Armoniosamente
Algunos dicen que Pitágoras nunca existió. Lo cierto es que sigue existiendo gracias al pitagorismo. Su biógrafo Jámblico, seguramente convencido de su realidad, nos cuenta puntuales y tangibles anécdotas de su vida. Una de ellas tiene que ver con el descubrimiento de la armonía. Se hallaba el maestro haciendo de herrero, modelando una pieza a golpe de martillo. Notó que la producción de las diferentes notas dependía no tanto de la intensidad de los martillazos sino del peso del instrumento. Así pudo percibir los sonidos que hoy llamamos acórdicos, aunque es sabido que la música antigua no se valía de acordes sino de cantos lineales.
No obstante, parece ser que Pitágoras quedó encantado con el descubrimiento y pensó que, en pequeño, ese fenómeno acústico representaba la Gran Armonía, el cosmos. El mundo era pensable musicalmente, paradoja si las hay, ya que la música es un lenguaje que nunca nos dice nada traducible a palabras, sin las cuales es imposible pensar.
Más aún: los pitagóricos encontraron en la música un fármaco contra los desarreglos de las pasiones, lo que hoy llamaríamos un ansiolítico. La música era curativa, era un psicotrópico porque trataba de restablecer en el alma del paciente la armonía que hace que el mundo sea mundo.
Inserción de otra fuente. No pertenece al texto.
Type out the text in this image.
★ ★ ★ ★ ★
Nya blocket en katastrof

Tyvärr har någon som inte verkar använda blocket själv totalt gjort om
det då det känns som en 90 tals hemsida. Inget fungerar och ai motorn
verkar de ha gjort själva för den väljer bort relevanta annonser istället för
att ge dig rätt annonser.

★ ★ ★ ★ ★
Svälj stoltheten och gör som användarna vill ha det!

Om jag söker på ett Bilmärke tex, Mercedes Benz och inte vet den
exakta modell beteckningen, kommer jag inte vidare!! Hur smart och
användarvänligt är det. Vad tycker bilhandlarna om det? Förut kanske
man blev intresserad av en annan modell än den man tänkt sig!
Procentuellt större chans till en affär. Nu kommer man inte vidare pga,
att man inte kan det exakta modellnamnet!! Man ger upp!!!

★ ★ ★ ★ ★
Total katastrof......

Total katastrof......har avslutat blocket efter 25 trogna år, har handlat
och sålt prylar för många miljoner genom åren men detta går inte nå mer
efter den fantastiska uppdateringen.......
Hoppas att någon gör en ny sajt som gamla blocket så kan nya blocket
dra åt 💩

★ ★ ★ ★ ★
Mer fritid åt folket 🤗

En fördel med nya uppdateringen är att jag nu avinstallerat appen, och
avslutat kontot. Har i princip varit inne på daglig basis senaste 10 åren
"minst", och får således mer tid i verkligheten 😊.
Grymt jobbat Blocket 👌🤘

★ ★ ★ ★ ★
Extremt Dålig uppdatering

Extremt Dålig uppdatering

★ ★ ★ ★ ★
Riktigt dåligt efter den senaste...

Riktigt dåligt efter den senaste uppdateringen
¿Se ha anticuado este precepto, ya que hemos producido, en siglos posteriores, músicas disonantes, aleatorias, a veces propugnadoras del caos? Me arriesgo a decir que no. La música puede ser angustiosa e invocar la furia del desorden, mas en tales casos sirve para reconocer nuestros propios desequilibrios y nuestro propio desorden. Es el comienzo de una restauración armoniosa del hombre en el mundo y hasta, quizá, el comienzo de una nueva armonización del propio mundo.